La Suisse a créé le premier Conseil des questions de pauvreté – un projet pilote de participation politique de personnes en situation de pauvreté. L'organe est composé de 12 personnes ayant l'expérience de la pauvreté (droit de vote) et de 6 experts (consultatifs) et doit développer des solutions innovantes pour lutter contre la pauvreté. La composition a été sélectionnée parmi plus de 80 candidatures et représente toutes les régions suisses, différents groupes d'âge et domaines d'expertise. Une phase pilote s'étend jusqu'en 2028 ; le financement est partiellement assuré par des fondations, mais pas entièrement.

Personnes

  • Brechbühl, Denise (Opfikon, ZH)
  • Lüthi, Sarah (Bern, BE)

Thèmes

  • Politique de lutte contre la pauvreté en Suisse
  • Participation et engagement des citoyens
  • Plateforme nationale contre la pauvreté
  • Justice sociale

Clarus Lead

La Suisse lance un projet de participation novateur: Le Conseil des questions de pauvreté nouvellement créé combine les connaissances issues de l'expérience des personnes en situation de pauvreté avec l'expertise technique pour développer des solutions concrètes de lutte contre la pauvreté. L'organe agit de manière indépendante et autonome au sein d'une structure nationale portée conjointement par la Confédération, les cantons, les communes et la société civile. Pour les décideurs, cela signifie: la politique de lutte contre la pauvreté sera désormais façonnée directement par les personnes concernées – un ancrage structurel des perspectives ascendantes au niveau national.

Résumé détaillé

Le Conseil des questions de pauvreté se compose de 12 membres ayant droit de vote et ayant l'expérience de la pauvreté et de 6 experts consultatifs issus des ONG, des autorités, de la politique et de la science. La sélection a été effectuée par un organe indépendant parmi plus de 80 candidatures ; les personnes nommées représentent géographiquement toutes les régions suisses et démographiquement différents groupes d'âge, origines et parcours de vie. Cette composition doit garantir que les approches de solutions sont ancrées dans la réalité sociale.
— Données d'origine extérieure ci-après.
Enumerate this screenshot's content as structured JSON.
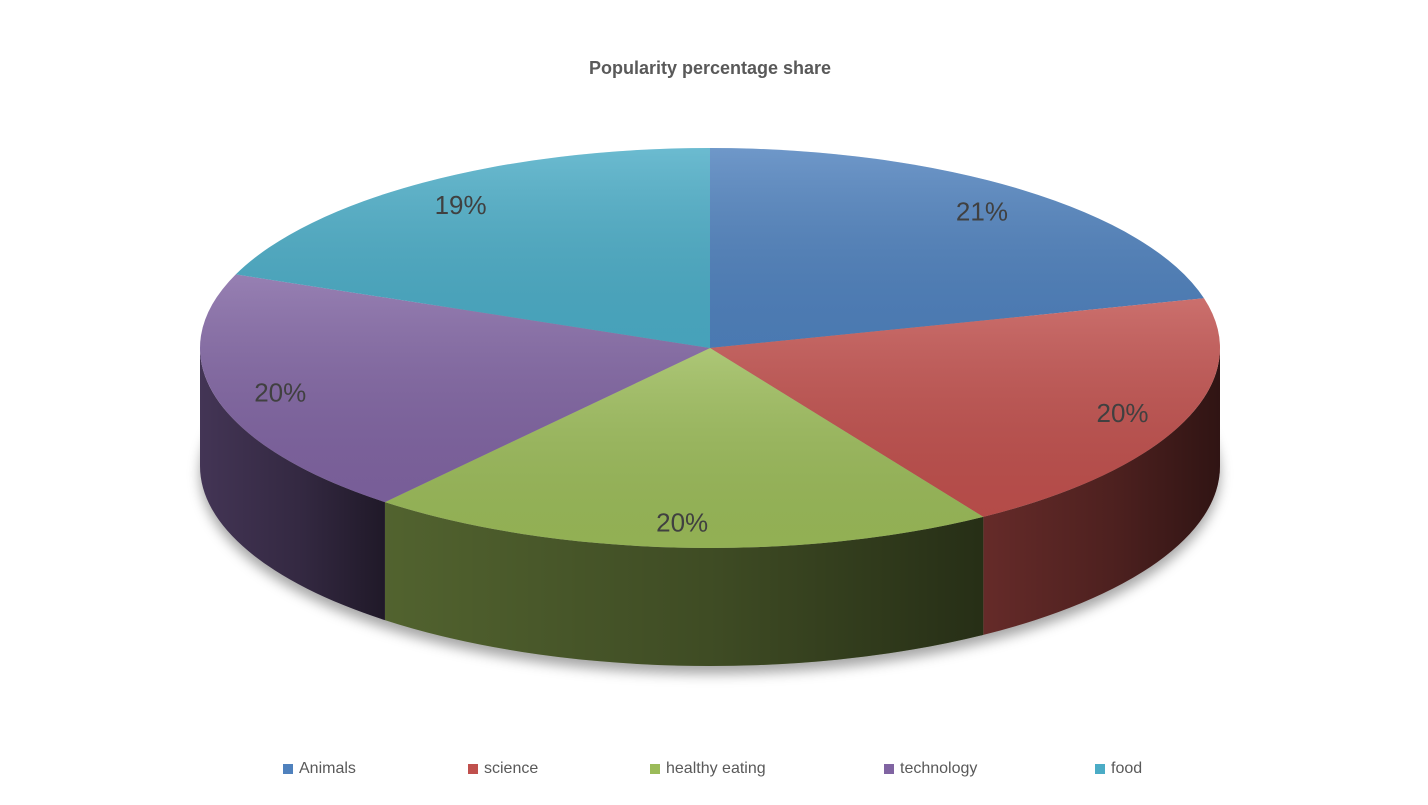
{
  "chart_data": {
    "type": "pie",
    "title": "Popularity percentage share",
    "categories": [
      "Animals",
      "science",
      "healthy eating",
      "technology",
      "food"
    ],
    "values": [
      21,
      20,
      20,
      20,
      19
    ],
    "data_labels": [
      "21%",
      "20%",
      "20%",
      "20%",
      "19%"
    ],
    "colors": [
      "#4F81BD",
      "#C0504D",
      "#9BBB59",
      "#8064A2",
      "#4BACC6"
    ],
    "legend_position": "bottom",
    "style": "3d"
  }
}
Le Conseil est l'un des quatre éléments de l'infrastructure nationale de politique de lutte contre la pauvreté – aux côtés de la Plateforme nationale contre la pauvreté, du monitoring de la pauvreté et d'une stratégie de lutte contre la pauvreté que le Conseil fédéral adoptera en 2027. Une phase pilote s'étend jusqu'en 2028, au cours de laquelle le Conseil fixe les priorités, élargit son réseau et se positionne face aux parties prenantes pertinentes. Une évaluation est prévue pour la mi-2028.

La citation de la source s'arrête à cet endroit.